5 aydır cezaevinde olan Esma İpek Kat, yaşadıklarını anlattı.
Kat, cezaevinden gazetemize gönderdiği mektubunda yaşadıklarını anlattı. Tutsaklıkta 5. ayını doldurmak üzere olduğunu belirten Kat, “8 Kasım’da 37. ACM’nde ilk duruşmam görülecek. Mahkeme benden önce avukatlarla tanışacak. Çağdaş Hukukçular Derneği (ÇHD) ve Halkın Hukuk Bürosu (HHB) avukatları tarihi bir savunma yapacaklar, yargılanan değil yargılayan olacaklar. Kasım ayında aynı hâkim karşısına bu defa ben çıkacağım” dedi.

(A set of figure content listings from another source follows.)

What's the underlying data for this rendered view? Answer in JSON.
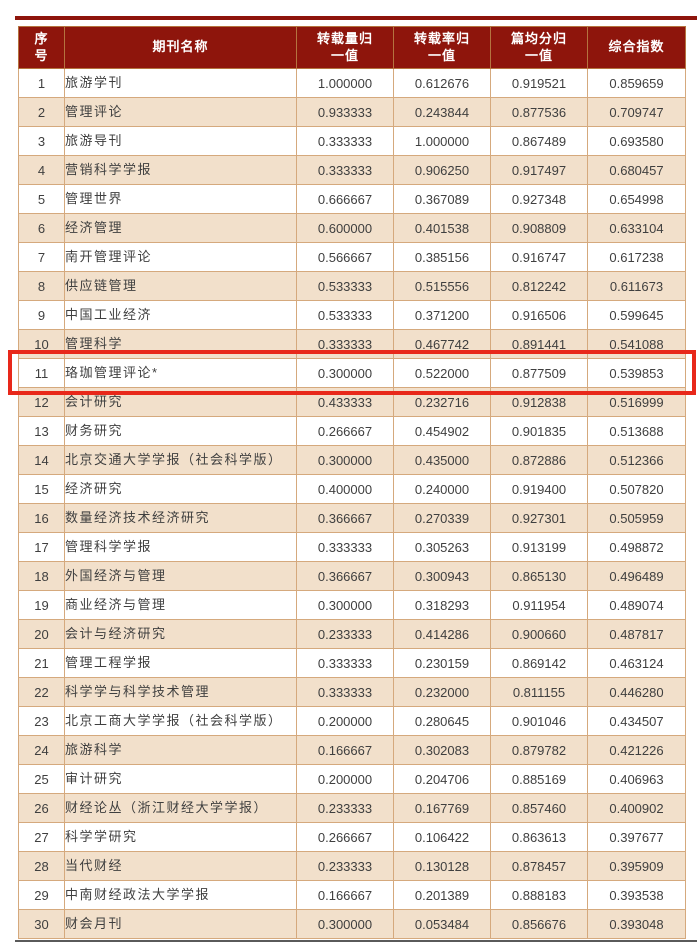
{
  "colors": {
    "header_bg": "#8e150c",
    "header_border": "#b5733f",
    "body_border": "#d5a97d",
    "stripe_bg": "#f2e0cb",
    "text_color": "#3f3f3f",
    "highlight": "#e8281a",
    "rule_bottom": "#5a5a5a"
  },
  "table": {
    "columns": [
      {
        "key": "rank",
        "label": "序\n号"
      },
      {
        "key": "name",
        "label": "期刊名称"
      },
      {
        "key": "reprint_volume_norm",
        "label": "转载量归\n一值"
      },
      {
        "key": "reprint_rate_norm",
        "label": "转载率归\n一值"
      },
      {
        "key": "avg_score_norm",
        "label": "篇均分归\n一值"
      },
      {
        "key": "composite_index",
        "label": "综合指数"
      }
    ],
    "highlighted_rank": "11",
    "rows": [
      [
        "1",
        "旅游学刊",
        "1.000000",
        "0.612676",
        "0.919521",
        "0.859659"
      ],
      [
        "2",
        "管理评论",
        "0.933333",
        "0.243844",
        "0.877536",
        "0.709747"
      ],
      [
        "3",
        "旅游导刊",
        "0.333333",
        "1.000000",
        "0.867489",
        "0.693580"
      ],
      [
        "4",
        "营销科学学报",
        "0.333333",
        "0.906250",
        "0.917497",
        "0.680457"
      ],
      [
        "5",
        "管理世界",
        "0.666667",
        "0.367089",
        "0.927348",
        "0.654998"
      ],
      [
        "6",
        "经济管理",
        "0.600000",
        "0.401538",
        "0.908809",
        "0.633104"
      ],
      [
        "7",
        "南开管理评论",
        "0.566667",
        "0.385156",
        "0.916747",
        "0.617238"
      ],
      [
        "8",
        "供应链管理",
        "0.533333",
        "0.515556",
        "0.812242",
        "0.611673"
      ],
      [
        "9",
        "中国工业经济",
        "0.533333",
        "0.371200",
        "0.916506",
        "0.599645"
      ],
      [
        "10",
        "管理科学",
        "0.333333",
        "0.467742",
        "0.891441",
        "0.541088"
      ],
      [
        "11",
        "珞珈管理评论*",
        "0.300000",
        "0.522000",
        "0.877509",
        "0.539853"
      ],
      [
        "12",
        "会计研究",
        "0.433333",
        "0.232716",
        "0.912838",
        "0.516999"
      ],
      [
        "13",
        "财务研究",
        "0.266667",
        "0.454902",
        "0.901835",
        "0.513688"
      ],
      [
        "14",
        "北京交通大学学报（社会科学版）",
        "0.300000",
        "0.435000",
        "0.872886",
        "0.512366"
      ],
      [
        "15",
        "经济研究",
        "0.400000",
        "0.240000",
        "0.919400",
        "0.507820"
      ],
      [
        "16",
        "数量经济技术经济研究",
        "0.366667",
        "0.270339",
        "0.927301",
        "0.505959"
      ],
      [
        "17",
        "管理科学学报",
        "0.333333",
        "0.305263",
        "0.913199",
        "0.498872"
      ],
      [
        "18",
        "外国经济与管理",
        "0.366667",
        "0.300943",
        "0.865130",
        "0.496489"
      ],
      [
        "19",
        "商业经济与管理",
        "0.300000",
        "0.318293",
        "0.911954",
        "0.489074"
      ],
      [
        "20",
        "会计与经济研究",
        "0.233333",
        "0.414286",
        "0.900660",
        "0.487817"
      ],
      [
        "21",
        "管理工程学报",
        "0.333333",
        "0.230159",
        "0.869142",
        "0.463124"
      ],
      [
        "22",
        "科学学与科学技术管理",
        "0.333333",
        "0.232000",
        "0.811155",
        "0.446280"
      ],
      [
        "23",
        "北京工商大学学报（社会科学版）",
        "0.200000",
        "0.280645",
        "0.901046",
        "0.434507"
      ],
      [
        "24",
        "旅游科学",
        "0.166667",
        "0.302083",
        "0.879782",
        "0.421226"
      ],
      [
        "25",
        "审计研究",
        "0.200000",
        "0.204706",
        "0.885169",
        "0.406963"
      ],
      [
        "26",
        "财经论丛（浙江财经大学学报）",
        "0.233333",
        "0.167769",
        "0.857460",
        "0.400902"
      ],
      [
        "27",
        "科学学研究",
        "0.266667",
        "0.106422",
        "0.863613",
        "0.397677"
      ],
      [
        "28",
        "当代财经",
        "0.233333",
        "0.130128",
        "0.878457",
        "0.395909"
      ],
      [
        "29",
        "中南财经政法大学学报",
        "0.166667",
        "0.201389",
        "0.888183",
        "0.393538"
      ],
      [
        "30",
        "财会月刊",
        "0.300000",
        "0.053484",
        "0.856676",
        "0.393048"
      ]
    ]
  }
}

İddianamenin komedi olduğunu kaydeden Kat, şöyle devam etti: “Yarım sayfalık ‘suç unsurlarından’ dolayı benden beş ayımı çaldılar ve çalmaya devam ediyorlar. Yarım sayfada ne mi var? Cevabını vereyim hemen. ‘Çelik’ kod adlı gizli bir tanığın ifadesi ve iki telefon görüşmesi. Görüşmelerde havadan, sudan ‘nasılsın, ne yapıyorsun?’ şeklinde. Gece yarısı kaldığınız yurttan göz altına alınıp İstanbul’a getiriliyorsunuz, Vatan emniyette çıplak aramaya maruz kalıyorsunuz, bu aramayı kabul etmediğiniz için işkenceye uğruyorsunuz, 9 gün hiçbir şey söylemeden gözaltında tutuluyorsunuz, avukatlar tarafından getirilen su ve şeker size verilmiyor. Tüm bunlara karşı çıktığınız, susma hakkınızı kullandığınız için ‘direniyorsunuz’ deyip ‘örgüt tavrı gösterdi’ diye tutuklanıyorsunuz. Gelen baharı görmeden bir nisan ayında…
Anayasal hakkımı kullandığım için örgüt üyesi oluyorsam, bu hakkımı kullandığım için beni tutuklayanlar da ‘Anayasayı ihlal etmek’ suçundan yargılanmalılar. Eğitim hakkınız engelleniyor, sınavlarınıza giremiyor, okulunuza devam edemiyorsunuz. Yaşamınız aniden sizin hakkınızda verilen kararlarla değişiyor. Aylardır, hatta senelerdir yemek masasına bir kaşık, bir çatal koyup yemeğini yalnız ve sessizce yiyenler, kendi sesi dışında başka bir sese hasret kalanlar.. Sessiz ölümün sağır ve kör duvarlarını yıkabilmek için bir ses olmaya çalışan tutsaklar… Günümüz Türkiyesi’nde hiç kimsenin bir gün tutuklanmayacağının garantisi maalesef yok.”